Das Grabtuch von Turin gilt Millionen Christen als Abdruck des Antlitz von Jesus von Nazareth und wird von ihnen als wichtige Reliquie verehrt. Die katholische Amtskirche sieht die 4,36 Meter lange und 1,10 Meter lange Stoffbahn allerdings nicht nicht als Reliquie an (wie zum Beispiel die Kreuz-Reliquien), sondern als Ikone (Abbild).
Das Sindone genannte Tuch zeigt den - mit bloßem Auge kaum zu erkennenden - Körper- und Gesichtsabdruck eines nackten Mannes mit Folterspuren. Für viele Gläubige ist es der "echte" Abdruck des Gekreuzigten. Zur Klärung, was tatsächlich auf dem Tuch zu sehen ist, bildete sich eine eigene Wissenschaft heraus, die Sindonologie. Im französischen Chambery überstand die Sindone im Jahr 1532 einen Brand und wurde danach von Nonnen mit 30 Flicken bedeckt. Seit 1578 wird das Grabtuch im Dom von Turin in einem Reliquiar aus Silber aufbewahrt, wo es 1997 erneut einem Brand knapp entkam.
Wissenschaftlicher Krieg um das Grabtuch
Eine Radiokarbon-Datierung versetzte 1988 dem Glauben an die Echtheit einen schweren Schlag. Das Gewebe stamme aus dem Mittelalter, hieß es. Später gab es Kritik, die Wissenschaftler hätten nur einen der Flicken untersucht. Israelische Biologen wiederum fanden in dem Gewebe Spuren von Pflanzen, die es auch schon vor 2000 Jahren in der Gegend um Jerusalem gegeben haben soll.

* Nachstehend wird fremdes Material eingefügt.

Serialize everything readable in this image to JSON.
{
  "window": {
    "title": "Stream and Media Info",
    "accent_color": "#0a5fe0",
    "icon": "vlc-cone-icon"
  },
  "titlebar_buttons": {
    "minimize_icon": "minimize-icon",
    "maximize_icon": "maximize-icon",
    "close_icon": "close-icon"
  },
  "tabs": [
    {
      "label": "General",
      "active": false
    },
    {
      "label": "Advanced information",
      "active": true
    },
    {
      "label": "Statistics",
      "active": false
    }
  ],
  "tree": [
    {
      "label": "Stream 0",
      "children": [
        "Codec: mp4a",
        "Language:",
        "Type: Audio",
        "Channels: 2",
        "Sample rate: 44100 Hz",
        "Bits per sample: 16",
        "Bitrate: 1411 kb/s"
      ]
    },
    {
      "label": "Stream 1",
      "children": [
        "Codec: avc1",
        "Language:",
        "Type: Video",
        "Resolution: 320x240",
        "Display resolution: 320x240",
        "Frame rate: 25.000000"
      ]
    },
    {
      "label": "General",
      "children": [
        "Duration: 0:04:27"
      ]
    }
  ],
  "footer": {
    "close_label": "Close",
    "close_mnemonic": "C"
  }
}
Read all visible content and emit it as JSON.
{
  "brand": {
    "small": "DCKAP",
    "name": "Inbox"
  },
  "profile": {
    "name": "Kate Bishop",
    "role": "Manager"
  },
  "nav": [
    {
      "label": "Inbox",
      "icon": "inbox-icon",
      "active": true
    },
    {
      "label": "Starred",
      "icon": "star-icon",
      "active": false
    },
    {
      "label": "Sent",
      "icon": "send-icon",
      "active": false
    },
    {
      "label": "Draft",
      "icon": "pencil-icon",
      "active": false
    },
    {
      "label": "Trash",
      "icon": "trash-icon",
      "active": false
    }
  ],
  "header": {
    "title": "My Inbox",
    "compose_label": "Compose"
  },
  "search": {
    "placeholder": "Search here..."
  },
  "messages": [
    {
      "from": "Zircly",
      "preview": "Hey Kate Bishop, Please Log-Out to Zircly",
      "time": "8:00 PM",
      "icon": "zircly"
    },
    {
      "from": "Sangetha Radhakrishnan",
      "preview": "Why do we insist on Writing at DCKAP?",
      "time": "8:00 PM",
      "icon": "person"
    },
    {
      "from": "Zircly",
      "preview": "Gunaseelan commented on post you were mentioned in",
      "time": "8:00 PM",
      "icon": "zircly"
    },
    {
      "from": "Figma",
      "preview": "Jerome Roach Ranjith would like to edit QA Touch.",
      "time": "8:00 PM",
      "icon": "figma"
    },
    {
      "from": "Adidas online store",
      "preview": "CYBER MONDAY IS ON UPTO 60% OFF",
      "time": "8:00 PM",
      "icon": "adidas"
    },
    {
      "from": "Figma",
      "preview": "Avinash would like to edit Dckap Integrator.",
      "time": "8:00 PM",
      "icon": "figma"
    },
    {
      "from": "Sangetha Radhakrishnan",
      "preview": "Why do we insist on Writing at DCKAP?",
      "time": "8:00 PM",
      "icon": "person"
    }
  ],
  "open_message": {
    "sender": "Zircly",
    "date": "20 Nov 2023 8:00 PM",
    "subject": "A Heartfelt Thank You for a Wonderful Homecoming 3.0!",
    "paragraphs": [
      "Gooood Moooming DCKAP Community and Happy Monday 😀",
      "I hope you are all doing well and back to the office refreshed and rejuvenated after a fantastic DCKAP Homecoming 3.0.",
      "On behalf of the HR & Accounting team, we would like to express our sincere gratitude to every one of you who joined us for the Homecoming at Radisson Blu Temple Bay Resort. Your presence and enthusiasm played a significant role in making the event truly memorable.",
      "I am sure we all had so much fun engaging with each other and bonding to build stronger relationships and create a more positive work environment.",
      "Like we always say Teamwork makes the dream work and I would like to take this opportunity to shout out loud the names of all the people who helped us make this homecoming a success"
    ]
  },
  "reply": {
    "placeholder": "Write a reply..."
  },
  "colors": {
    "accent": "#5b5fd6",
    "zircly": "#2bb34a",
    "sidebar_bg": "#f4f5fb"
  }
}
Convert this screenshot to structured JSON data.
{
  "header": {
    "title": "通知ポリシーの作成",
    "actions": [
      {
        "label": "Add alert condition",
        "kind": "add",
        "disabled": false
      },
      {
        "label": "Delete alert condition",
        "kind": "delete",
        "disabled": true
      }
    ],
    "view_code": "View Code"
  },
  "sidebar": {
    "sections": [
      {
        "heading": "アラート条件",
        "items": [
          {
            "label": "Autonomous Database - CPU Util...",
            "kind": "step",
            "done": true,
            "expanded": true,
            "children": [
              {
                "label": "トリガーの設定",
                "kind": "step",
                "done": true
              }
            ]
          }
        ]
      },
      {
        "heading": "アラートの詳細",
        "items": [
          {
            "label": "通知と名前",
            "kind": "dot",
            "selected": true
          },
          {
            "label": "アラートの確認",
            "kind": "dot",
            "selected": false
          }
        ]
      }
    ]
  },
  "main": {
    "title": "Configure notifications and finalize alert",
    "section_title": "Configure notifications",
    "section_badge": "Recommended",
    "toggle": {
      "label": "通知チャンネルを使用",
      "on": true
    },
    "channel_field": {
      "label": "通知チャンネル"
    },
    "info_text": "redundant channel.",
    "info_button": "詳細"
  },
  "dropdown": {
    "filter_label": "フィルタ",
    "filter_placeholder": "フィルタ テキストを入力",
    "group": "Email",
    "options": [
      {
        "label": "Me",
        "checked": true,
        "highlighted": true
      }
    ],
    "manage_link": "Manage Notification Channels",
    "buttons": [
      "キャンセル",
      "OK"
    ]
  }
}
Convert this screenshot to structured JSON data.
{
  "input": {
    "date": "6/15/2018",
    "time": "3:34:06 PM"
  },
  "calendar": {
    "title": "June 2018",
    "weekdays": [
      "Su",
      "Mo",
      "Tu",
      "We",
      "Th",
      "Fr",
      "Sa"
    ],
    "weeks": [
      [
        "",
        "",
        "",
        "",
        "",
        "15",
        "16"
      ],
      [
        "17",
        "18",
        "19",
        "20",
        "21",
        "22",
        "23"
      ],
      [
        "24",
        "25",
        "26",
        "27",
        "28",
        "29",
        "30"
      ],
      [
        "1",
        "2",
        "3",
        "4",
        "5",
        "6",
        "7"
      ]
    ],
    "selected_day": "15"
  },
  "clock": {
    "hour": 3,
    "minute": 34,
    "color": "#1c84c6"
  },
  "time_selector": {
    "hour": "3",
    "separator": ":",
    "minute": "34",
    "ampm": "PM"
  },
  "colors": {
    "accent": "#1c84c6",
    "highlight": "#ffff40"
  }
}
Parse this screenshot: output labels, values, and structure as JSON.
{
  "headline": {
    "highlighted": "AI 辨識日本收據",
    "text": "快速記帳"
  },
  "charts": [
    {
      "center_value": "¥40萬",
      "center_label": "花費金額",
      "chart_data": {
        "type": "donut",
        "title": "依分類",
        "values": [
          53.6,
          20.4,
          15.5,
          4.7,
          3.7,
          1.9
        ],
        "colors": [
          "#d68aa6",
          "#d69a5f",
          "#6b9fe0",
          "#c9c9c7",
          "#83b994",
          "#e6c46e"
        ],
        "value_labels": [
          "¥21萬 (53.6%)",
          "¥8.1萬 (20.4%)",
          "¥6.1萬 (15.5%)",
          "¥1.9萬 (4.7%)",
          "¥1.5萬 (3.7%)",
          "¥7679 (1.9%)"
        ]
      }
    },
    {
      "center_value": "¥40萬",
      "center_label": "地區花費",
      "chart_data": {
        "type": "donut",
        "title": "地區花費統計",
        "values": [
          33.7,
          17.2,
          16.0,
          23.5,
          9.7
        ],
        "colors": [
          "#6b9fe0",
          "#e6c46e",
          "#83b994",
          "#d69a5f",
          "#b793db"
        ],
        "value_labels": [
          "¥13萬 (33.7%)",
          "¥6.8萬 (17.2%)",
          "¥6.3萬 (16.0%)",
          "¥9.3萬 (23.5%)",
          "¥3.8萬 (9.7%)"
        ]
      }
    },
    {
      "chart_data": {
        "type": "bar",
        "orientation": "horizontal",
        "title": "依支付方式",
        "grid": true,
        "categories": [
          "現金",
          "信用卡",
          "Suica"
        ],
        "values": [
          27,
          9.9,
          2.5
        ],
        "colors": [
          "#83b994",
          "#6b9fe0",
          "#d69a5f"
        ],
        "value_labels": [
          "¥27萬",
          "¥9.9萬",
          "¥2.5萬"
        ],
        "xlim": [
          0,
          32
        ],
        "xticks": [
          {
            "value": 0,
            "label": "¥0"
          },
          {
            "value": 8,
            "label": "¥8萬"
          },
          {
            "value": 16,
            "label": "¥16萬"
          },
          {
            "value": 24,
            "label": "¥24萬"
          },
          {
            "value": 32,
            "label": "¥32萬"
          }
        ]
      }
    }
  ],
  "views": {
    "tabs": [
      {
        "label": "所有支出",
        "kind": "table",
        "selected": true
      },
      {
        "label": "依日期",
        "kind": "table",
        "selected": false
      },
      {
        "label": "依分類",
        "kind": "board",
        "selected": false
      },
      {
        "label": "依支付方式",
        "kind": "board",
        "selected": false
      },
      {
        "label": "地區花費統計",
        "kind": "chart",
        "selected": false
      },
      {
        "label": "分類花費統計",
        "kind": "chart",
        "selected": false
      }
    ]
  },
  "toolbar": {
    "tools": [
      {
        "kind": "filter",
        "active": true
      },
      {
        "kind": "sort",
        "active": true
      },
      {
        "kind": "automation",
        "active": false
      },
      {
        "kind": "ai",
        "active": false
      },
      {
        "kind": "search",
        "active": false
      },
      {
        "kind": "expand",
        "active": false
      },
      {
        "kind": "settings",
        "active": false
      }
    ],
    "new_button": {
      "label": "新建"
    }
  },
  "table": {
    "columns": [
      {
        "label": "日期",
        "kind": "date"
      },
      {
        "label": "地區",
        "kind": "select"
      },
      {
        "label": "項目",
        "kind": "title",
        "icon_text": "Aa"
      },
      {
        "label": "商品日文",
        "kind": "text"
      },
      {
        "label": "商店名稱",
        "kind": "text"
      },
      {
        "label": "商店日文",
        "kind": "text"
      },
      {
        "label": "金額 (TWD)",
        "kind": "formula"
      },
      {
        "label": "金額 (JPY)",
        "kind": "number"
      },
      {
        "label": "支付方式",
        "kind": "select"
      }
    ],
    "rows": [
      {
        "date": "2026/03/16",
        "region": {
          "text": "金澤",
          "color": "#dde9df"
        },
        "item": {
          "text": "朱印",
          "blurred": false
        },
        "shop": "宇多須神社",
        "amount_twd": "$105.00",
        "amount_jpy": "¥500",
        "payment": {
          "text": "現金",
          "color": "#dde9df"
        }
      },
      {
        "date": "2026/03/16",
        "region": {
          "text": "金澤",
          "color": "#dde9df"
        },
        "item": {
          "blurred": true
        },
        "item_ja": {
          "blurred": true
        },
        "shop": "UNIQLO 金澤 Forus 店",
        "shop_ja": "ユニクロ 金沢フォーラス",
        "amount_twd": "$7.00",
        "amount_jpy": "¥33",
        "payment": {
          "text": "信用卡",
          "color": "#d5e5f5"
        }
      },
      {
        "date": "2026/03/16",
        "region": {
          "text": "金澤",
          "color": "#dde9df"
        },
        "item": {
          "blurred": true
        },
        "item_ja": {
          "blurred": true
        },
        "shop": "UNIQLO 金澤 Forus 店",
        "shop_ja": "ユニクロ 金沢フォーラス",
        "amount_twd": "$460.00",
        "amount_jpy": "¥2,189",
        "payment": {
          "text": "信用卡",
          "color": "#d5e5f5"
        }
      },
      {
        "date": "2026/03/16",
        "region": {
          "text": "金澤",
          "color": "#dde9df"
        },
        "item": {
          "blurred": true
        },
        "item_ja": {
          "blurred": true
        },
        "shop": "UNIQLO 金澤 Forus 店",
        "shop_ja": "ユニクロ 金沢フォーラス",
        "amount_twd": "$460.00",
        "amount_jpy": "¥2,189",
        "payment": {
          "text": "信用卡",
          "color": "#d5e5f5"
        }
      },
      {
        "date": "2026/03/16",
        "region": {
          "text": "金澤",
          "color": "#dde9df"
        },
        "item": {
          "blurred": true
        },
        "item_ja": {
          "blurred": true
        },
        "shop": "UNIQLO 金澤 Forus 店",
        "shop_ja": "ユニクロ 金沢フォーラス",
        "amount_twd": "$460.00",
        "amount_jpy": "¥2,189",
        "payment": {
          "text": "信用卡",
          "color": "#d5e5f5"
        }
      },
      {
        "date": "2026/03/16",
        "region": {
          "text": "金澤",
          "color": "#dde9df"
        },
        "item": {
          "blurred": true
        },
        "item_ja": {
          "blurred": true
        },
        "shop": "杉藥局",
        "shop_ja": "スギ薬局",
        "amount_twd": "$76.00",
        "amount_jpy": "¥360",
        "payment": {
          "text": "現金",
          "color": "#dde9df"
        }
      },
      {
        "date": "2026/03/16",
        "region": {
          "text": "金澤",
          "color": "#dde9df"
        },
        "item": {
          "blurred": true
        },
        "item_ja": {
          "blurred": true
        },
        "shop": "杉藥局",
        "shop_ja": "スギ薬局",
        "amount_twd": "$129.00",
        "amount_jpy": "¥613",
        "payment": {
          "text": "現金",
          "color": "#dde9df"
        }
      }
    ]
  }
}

Zuletzt sorge ein Chemiker für Schlagzeilen, der nach eigenen Angaben sein eigenes, authentisches Grabtuch von Turin - nämlich eine ebenso täuschend echte Fälschung - hergestellt haben will. Eine Vatikan-Forscherin wiederum will Abdrücke des Totenscheins Jesu auf dem Grabtuch entdeckt haben.